For a long time, I felt like I’d been run over by the Mack Truck of Destiny. I felt like road kill. I didn’t understand how he could behave that way or what had brought him into my life. And I struggled with what it meant about me. Was I just meant to be a victim? Did I lack some basic common sense that would have protected me? Was I a magnet for monsters because of some inherent trait that I just couldn’t name or imagine.
I read stunned’s post, and I can’t disagree that the weak and the ill can be targets for predators. As an incest survivor, I know that first hand. There are also extreme circumstances, such as the torture that is in the news so much now, that breaks down people’s ability to hold onto their identities and values. Our ancestors held elaborate rituals to ask the gods for rain, and today we pray for the health and safety of our children with a sentiment that is not much different. Not everything in is our control, and the world is not necessarily friendly.
But ultimately, we do have a choice about the meaning we assign to events in our lives. And the healing process is, to a great degree, about that. It is natural to go through feelings of helplessness, bitterness, outrage, hating ourselves because we didn’t manage our lives better, but ultimately, if we are going to take back our lives, we begin to look objectively at our part in it. Not in terms of “fault” as much as how and why we participated in this. What we were looking for, why it was more important than taking care of ourselves in other ways, and whether our personal “rules of the universe” may be due for a re-thinking.
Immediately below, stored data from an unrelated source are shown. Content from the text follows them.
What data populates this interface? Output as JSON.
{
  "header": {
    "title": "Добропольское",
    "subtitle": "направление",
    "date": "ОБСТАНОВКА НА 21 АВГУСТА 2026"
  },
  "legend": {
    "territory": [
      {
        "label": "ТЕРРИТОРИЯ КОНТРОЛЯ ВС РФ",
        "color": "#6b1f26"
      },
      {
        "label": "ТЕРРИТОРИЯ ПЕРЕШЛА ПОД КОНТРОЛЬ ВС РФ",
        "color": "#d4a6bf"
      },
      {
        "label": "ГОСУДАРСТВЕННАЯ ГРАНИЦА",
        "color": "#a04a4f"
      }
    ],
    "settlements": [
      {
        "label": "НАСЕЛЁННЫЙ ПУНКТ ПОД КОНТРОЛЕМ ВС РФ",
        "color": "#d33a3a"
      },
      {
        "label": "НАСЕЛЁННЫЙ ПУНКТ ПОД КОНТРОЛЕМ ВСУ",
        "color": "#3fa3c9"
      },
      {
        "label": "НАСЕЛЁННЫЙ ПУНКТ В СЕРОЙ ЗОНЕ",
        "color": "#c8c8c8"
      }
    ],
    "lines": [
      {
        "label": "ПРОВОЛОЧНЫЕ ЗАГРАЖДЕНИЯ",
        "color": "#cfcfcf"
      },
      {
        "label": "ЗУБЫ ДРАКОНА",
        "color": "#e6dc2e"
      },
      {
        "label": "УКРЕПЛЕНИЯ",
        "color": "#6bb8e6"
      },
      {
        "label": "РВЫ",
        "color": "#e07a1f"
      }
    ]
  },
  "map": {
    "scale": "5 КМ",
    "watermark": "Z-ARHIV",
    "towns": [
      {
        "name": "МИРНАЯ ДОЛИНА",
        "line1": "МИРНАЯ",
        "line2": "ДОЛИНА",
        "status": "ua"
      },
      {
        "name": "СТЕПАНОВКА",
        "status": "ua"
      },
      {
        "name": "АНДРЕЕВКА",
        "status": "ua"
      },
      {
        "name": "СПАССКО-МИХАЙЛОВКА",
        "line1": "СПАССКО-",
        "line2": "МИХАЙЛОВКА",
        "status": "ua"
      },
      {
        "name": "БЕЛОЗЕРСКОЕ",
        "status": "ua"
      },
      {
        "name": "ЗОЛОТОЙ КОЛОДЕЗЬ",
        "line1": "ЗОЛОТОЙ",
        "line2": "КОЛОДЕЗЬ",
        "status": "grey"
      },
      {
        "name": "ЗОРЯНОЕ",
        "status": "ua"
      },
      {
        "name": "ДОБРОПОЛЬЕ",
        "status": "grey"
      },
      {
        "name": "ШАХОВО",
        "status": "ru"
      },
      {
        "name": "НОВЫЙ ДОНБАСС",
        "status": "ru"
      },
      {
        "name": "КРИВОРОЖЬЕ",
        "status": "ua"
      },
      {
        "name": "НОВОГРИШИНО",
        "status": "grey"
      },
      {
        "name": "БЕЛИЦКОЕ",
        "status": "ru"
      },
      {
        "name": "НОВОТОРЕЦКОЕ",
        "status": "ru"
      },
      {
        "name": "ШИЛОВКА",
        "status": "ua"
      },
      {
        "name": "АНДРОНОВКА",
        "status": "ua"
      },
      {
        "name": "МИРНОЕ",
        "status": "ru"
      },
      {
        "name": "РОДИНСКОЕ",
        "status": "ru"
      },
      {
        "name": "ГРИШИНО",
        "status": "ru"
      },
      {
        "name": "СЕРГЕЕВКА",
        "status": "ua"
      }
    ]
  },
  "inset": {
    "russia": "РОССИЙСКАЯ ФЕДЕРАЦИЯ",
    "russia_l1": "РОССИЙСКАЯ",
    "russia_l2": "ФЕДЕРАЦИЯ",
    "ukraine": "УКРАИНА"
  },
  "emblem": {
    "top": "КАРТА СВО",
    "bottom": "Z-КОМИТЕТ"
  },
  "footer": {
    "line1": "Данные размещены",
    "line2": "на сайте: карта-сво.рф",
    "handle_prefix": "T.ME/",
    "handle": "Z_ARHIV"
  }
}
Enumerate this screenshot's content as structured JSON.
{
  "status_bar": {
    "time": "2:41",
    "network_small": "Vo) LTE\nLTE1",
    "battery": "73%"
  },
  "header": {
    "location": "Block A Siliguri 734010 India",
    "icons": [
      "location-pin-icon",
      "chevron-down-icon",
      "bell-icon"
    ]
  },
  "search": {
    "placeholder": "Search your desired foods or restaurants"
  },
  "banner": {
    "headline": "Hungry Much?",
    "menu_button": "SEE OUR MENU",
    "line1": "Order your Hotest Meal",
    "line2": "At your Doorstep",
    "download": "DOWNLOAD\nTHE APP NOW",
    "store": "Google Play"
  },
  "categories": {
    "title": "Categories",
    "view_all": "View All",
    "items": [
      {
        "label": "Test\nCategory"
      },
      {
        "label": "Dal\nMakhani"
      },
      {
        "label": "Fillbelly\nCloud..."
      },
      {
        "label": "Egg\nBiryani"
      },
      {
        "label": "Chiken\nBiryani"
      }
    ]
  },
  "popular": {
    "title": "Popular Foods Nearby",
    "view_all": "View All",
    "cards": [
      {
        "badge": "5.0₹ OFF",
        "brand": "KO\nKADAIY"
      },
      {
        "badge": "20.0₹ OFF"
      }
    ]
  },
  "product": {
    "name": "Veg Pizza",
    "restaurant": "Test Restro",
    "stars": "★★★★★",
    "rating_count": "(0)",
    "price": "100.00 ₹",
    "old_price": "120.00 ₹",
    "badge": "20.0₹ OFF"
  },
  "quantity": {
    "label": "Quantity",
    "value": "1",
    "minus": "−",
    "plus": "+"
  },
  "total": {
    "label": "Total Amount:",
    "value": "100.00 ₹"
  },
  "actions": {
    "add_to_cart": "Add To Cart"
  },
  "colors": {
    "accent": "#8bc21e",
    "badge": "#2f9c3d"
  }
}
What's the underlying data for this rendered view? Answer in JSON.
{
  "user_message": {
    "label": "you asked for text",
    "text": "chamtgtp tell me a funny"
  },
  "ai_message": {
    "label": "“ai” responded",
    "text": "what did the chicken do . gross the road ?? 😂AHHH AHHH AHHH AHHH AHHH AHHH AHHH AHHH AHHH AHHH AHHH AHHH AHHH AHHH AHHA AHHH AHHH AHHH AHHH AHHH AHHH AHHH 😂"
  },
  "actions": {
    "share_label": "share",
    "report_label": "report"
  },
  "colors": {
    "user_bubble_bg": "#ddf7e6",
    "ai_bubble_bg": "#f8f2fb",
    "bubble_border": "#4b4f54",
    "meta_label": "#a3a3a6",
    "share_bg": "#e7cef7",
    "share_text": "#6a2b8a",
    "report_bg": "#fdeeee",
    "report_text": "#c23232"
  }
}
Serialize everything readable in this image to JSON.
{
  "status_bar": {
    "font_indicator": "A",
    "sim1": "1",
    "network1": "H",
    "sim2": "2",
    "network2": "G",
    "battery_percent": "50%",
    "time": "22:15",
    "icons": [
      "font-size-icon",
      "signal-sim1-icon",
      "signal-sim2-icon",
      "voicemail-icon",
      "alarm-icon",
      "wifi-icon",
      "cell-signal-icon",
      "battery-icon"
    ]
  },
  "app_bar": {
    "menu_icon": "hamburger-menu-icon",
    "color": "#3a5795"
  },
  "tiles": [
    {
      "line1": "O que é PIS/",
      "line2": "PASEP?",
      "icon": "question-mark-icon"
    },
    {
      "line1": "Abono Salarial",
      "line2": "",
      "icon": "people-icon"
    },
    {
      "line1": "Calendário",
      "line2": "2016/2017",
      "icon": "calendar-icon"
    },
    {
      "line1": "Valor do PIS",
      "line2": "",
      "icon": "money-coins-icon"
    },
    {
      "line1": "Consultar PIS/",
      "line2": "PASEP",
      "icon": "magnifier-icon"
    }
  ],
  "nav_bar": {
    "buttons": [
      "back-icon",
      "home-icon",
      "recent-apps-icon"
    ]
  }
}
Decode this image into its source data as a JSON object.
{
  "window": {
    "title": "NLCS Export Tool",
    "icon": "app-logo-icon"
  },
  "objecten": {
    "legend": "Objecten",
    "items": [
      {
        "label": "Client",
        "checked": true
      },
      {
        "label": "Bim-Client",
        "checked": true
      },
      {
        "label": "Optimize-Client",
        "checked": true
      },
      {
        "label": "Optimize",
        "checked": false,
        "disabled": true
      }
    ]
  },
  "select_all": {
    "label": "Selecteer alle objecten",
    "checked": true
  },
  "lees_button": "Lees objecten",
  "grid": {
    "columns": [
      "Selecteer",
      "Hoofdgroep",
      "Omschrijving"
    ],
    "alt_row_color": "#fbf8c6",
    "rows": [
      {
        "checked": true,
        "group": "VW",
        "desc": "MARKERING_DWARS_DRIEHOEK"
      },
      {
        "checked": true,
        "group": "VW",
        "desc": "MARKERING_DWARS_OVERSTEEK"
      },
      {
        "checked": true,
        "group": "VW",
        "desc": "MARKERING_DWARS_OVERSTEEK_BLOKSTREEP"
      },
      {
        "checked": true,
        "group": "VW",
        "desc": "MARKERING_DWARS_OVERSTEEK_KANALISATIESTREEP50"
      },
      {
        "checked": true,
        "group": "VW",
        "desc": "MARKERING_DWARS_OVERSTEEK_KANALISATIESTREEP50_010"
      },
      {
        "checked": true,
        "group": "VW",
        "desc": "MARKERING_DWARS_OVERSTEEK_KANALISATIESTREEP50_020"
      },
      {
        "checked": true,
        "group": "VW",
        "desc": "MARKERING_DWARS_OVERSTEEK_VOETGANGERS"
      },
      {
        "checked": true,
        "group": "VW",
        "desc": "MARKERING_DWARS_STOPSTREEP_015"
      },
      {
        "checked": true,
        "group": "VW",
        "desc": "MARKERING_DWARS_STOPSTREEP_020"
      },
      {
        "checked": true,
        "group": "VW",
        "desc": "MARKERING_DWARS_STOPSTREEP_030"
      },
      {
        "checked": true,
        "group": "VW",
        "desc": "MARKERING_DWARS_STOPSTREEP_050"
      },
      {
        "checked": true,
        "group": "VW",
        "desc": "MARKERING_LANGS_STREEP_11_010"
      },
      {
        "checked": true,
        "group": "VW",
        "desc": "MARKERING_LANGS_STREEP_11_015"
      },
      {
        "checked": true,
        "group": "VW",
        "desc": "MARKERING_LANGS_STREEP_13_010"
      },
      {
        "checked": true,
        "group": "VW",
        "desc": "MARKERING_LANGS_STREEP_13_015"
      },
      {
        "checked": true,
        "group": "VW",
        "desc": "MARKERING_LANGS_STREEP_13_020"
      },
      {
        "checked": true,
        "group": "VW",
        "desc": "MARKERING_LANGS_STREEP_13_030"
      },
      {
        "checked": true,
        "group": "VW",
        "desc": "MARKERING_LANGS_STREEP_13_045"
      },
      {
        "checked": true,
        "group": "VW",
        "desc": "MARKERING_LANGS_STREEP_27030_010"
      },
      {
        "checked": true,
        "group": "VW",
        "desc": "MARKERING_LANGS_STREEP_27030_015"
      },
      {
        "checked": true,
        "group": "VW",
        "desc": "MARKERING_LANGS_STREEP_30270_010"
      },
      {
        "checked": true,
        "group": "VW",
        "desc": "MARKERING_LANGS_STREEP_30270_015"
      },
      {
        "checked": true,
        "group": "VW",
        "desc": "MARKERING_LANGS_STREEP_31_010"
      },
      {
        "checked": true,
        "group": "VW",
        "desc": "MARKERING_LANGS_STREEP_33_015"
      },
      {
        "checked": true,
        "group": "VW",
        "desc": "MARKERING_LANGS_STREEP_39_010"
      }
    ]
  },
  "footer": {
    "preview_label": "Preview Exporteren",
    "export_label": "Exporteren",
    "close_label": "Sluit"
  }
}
I hate how my sociopath behaved toward me, but I will be forever grateful he came into my life. I would not be the woman I am today if I hadn’t been forced by that experience to look closely at my own behavior and the beliefs behind it. Strange as it might sound, he made me realize that part of me was as locked-down and barely functioning, as the part of him that felt and trusted those feelings.
At some point in my healing, I started talking about my need to develop some healthy narcissism. Later, I began to joke about it as resurrecting my “inner sociopath.” Even later, I began to think about the idea that “I have a right to be loved.” When I shared this idea with people, some of them said, “Well, you can’t make everyone love you.” No, I said, but I can run my life with that as a value, and not deal with people who don’t treat me with respect, compassion and appreciation for who I am.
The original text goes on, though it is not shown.